Sa campagne a ensuite annoncé que M. Morsi avait obtenu 52% des voix contre 48% pour M. Chafiq.
Cette annonce a aussitôt été rejetée par le camp de M. Chafiq, un général à la retraite et ancien Premier ministre de Moubarak considéré comme le candidat de l'armée.
"Nous la rejetons totalement" a déclaré à la presse un responsable de la campagne de M. Chafiq, Mahmoud Barakeh.
"Nous sommes étonnés par ce comportement bizarre qui revient à détourner le résultat de l'élection", a-t-il ajouté.
Un autre responsable de la campagne Mahmoud Farrag, a affirmé que M. Chafiq avaient recueilli 51,6% des voix selon des résultats partiels en provenance des bureaux de vote.
Après l'annonce de sa victoire, M. Morsi a remercié lors d'une allocution dans son QG ceux qui ont voté pour lui et s'est engagé à travailler "main dans la main avec les Egyptiens pour un avenir meilleur, pour la liberté, la démocratie et la paix".
Il a aussi promis de "servir tous les Egyptiens" quelles que soient leurs obédiences politiques ou religieuses.
Les résultats officiels doivent être annoncés jeudi par la Commission électorale.
Peu après l'allocution de M. Morsi, des centaines de ses supporteurs ont afflué sur l'emblématique place Tahrir, épicentre de la contestation qui a chassé M. Moubarak du pouvoir, pour fêter la "victoire" de leur candidat.
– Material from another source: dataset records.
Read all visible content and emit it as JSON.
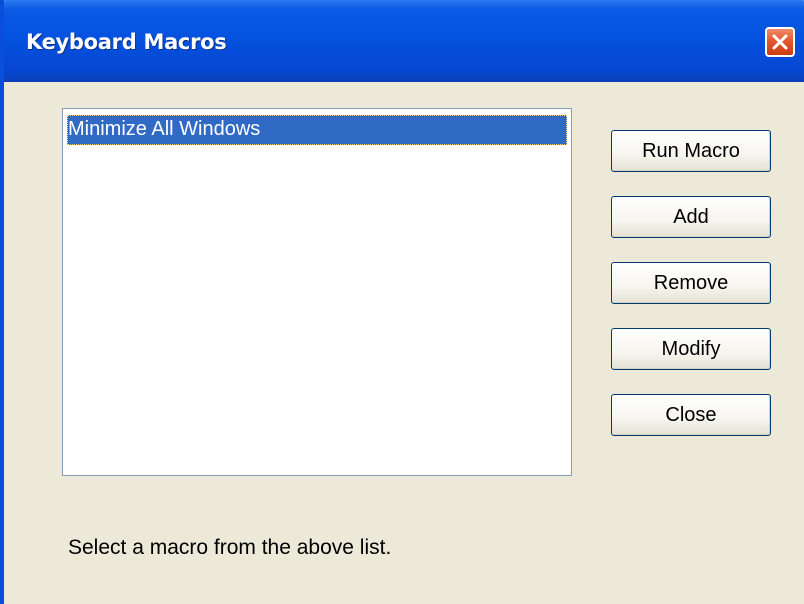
{
  "window": {
    "title": "Keyboard Macros"
  },
  "macro_list": {
    "items": [
      "Minimize All Windows"
    ],
    "selected_index": 0
  },
  "buttons": {
    "run_macro": "Run Macro",
    "add": "Add",
    "remove": "Remove",
    "modify": "Modify",
    "close": "Close"
  },
  "status": {
    "text": "Select a macro from the above list."
  },
  "colors": {
    "titlebar": "#0451df",
    "selection": "#316ac5",
    "close_button": "#e2592f",
    "dialog_background": "#ece9d8"
  },
  "icons": {
    "close": "close-icon"
  }
}
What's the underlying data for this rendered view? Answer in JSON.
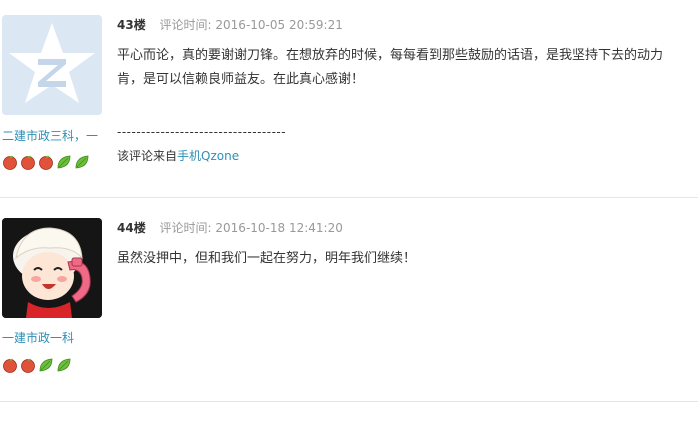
{
  "comments": [
    {
      "floor": "43楼",
      "time_label": "评论时间:",
      "time_value": "2016-10-05 20:59:21",
      "author": "二建市政三科，一",
      "avatar_icon": "qq-star-avatar-icon",
      "badges": [
        "apple-badge-icon",
        "apple-badge-icon",
        "apple-badge-icon",
        "leaf-badge-icon",
        "leaf-badge-icon"
      ],
      "body_lines": [
        "平心而论，真的要谢谢刀锋。在想放弃的时候，每每看到那些鼓励的话语，是我坚持下去的动力",
        "肯，是可以信赖良师益友。在此真心感谢！"
      ],
      "separator": "-----------------------------------",
      "source_prefix": "该评论来自",
      "source_link": "手机Qzone"
    },
    {
      "floor": "44楼",
      "time_label": "评论时间:",
      "time_value": "2016-10-18 12:41:20",
      "author": "一建市政一科",
      "avatar_icon": "cartoon-girl-phone-avatar-icon",
      "badges": [
        "apple-badge-icon",
        "apple-badge-icon",
        "leaf-badge-icon",
        "leaf-badge-icon"
      ],
      "body_lines": [
        "虽然没押中，但和我们一起在努力，明年我们继续！"
      ]
    }
  ],
  "colors": {
    "link": "#2f8fb5",
    "muted": "#999999",
    "divider": "#d8eaf0",
    "apple": "#e0533a",
    "leaf": "#6cbf3a"
  }
}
Les nouveaux pouvoirs de l'armée ont été vivement dénoncés par les Frères musulmans et les partis de la mouvance révolutionnaire qui les ont assimilés à un coup d'Etat.
Le Conseil suprême des forces armées (CSFA) a notamment annoncé dans une Déclaration constitutionnelle amendée qu'il exercerait le pouvoir législatif jusqu'à l'élection d'une nouvelle Assemblée du peuple.
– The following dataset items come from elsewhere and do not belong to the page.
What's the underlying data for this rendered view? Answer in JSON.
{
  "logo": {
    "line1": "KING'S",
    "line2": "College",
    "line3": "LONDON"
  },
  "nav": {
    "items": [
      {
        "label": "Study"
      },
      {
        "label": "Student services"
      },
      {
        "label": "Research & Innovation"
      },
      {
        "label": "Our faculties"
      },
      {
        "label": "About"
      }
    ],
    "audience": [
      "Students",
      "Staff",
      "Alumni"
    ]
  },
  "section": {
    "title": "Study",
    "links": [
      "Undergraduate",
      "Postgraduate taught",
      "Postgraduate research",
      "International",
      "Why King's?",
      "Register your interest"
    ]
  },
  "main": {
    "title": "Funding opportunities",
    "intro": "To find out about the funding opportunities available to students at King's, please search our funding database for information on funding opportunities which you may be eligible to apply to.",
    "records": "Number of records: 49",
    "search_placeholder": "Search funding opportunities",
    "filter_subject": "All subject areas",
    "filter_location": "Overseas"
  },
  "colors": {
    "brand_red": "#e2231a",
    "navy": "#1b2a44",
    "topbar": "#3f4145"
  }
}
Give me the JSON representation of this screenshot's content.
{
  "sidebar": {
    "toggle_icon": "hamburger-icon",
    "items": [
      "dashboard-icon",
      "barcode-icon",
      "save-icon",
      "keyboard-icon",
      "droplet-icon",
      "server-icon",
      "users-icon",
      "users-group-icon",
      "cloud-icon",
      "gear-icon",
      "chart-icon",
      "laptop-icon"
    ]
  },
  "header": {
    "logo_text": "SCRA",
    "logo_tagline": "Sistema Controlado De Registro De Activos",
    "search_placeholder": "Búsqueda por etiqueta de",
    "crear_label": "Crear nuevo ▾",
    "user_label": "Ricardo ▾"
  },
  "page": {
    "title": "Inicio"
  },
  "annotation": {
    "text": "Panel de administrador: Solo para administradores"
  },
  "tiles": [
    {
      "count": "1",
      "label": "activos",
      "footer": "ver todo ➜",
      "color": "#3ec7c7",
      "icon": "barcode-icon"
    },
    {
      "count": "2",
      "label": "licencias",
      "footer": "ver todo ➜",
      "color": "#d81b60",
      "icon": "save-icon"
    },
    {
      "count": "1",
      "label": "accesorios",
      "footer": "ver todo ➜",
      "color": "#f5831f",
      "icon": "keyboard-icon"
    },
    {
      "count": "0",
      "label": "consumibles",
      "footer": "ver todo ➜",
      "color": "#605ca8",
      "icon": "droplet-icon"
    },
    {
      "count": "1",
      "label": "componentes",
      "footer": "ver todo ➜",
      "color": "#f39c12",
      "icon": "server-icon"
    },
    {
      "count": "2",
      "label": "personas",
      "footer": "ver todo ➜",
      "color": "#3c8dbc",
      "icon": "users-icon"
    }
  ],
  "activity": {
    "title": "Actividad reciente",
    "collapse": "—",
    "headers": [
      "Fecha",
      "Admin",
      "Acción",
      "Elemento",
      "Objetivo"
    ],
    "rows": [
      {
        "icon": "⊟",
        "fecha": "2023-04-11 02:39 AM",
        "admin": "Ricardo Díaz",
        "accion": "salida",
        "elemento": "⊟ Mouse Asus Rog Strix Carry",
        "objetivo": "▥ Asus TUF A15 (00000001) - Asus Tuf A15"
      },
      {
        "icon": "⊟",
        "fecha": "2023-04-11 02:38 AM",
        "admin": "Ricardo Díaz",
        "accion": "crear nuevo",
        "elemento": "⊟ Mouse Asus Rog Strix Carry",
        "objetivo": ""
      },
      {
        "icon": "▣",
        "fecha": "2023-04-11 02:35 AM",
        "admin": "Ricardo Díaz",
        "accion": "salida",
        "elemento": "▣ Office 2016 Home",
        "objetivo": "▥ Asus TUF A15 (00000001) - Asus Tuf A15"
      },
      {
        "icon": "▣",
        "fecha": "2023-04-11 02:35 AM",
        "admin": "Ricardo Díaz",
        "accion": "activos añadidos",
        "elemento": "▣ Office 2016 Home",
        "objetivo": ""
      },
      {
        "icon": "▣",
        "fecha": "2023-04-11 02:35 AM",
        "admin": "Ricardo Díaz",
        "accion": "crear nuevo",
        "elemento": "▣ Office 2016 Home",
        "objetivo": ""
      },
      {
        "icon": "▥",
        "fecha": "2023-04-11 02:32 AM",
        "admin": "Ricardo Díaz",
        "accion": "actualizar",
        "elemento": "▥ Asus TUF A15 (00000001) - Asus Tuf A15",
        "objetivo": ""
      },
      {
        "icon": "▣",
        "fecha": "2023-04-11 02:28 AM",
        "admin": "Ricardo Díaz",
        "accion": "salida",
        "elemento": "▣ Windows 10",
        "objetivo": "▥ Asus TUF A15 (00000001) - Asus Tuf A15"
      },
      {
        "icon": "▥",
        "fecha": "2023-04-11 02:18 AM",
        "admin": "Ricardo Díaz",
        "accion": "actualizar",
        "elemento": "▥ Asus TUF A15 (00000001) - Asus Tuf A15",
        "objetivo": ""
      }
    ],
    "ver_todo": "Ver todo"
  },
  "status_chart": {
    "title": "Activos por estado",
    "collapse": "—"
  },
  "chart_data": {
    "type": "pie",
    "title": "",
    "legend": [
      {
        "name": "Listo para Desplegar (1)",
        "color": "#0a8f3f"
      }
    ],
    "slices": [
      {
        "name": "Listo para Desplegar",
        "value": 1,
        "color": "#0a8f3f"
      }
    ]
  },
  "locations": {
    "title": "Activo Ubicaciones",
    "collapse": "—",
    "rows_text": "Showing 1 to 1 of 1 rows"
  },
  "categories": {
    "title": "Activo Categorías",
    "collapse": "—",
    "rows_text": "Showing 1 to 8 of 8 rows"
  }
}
La Chambre des députés, dominée par les Frères musulmans, a en effet été dissoute samedi en application d'un arrêt de la Haute cour constitutionnelle pour un vice juridique dans la loi électorale.
Le nouveau scrutin ne pourra toutefois pas avoir lieu avant la rédaction d'une nouvelle Constitution par une commission ad hoc et son adoption "par voie de référendum", précise le texte.
La rédaction de la nouvelle Constitution sera confiée à une "commission constitutionnelle représentant tous les segments de la société" et qui disposera de trois mois pour terminer ses travaux, ajoute le texte. Le CSFA s'accorde en outre un droit de veto sur tout article qu'il estime "contraire aux intérêts suprêmes du pays".
La Déclaration stipule aussi que le CSFA du maréchal Hussein Tantaoui "dans sa composition actuelle a pouvoir de décision pour tout ce qui relève des forces armées, la nomination de ses commandants et la prolongation de leur service".
Les mesures annoncées par les militaires dimanche et la dissolution de la Chambre ont éclipsé le scrutin présidentiel qui s'est déroulé samedi et dimanche sans accroc majeur.
Les bureaux de vote ont fermé leurs portes à 22h00 (20h00 GMT), soit deux heures plus tard que prévu afin de favoriser la participation. Quelque 50 millions d'électeurs étaient appelés à voter. Le dépouillement a commencé aussitôt après.
Ancien commandant en chef de l'armée de l'air, M. Chafiq, 70 ans, a fait campagne sur le thème de la stabilité, chère à de nombreux Egyptiens après plus d'un an d'une transition politique chaotique. Il est soutenu par de nombreux Coptes (chrétiens d'Egypte), inquiets d'une victoire islamiste.
M. Morsi, un ingénieur de 60 ans, a de son côté cherché à gommer son image d'islamiste conservateur pour se présenter comme le seul recours des partisans de la "révolution" contre un retour de l'ancien régime.
Housni Moubarak, 84 ans, est détenu dans une aile médicalisée de la prison de Tora, au sud du Caire, après sa condamnation le 2 juin à la perpétuité pour son rôle dans la répression de la révolte de 2011.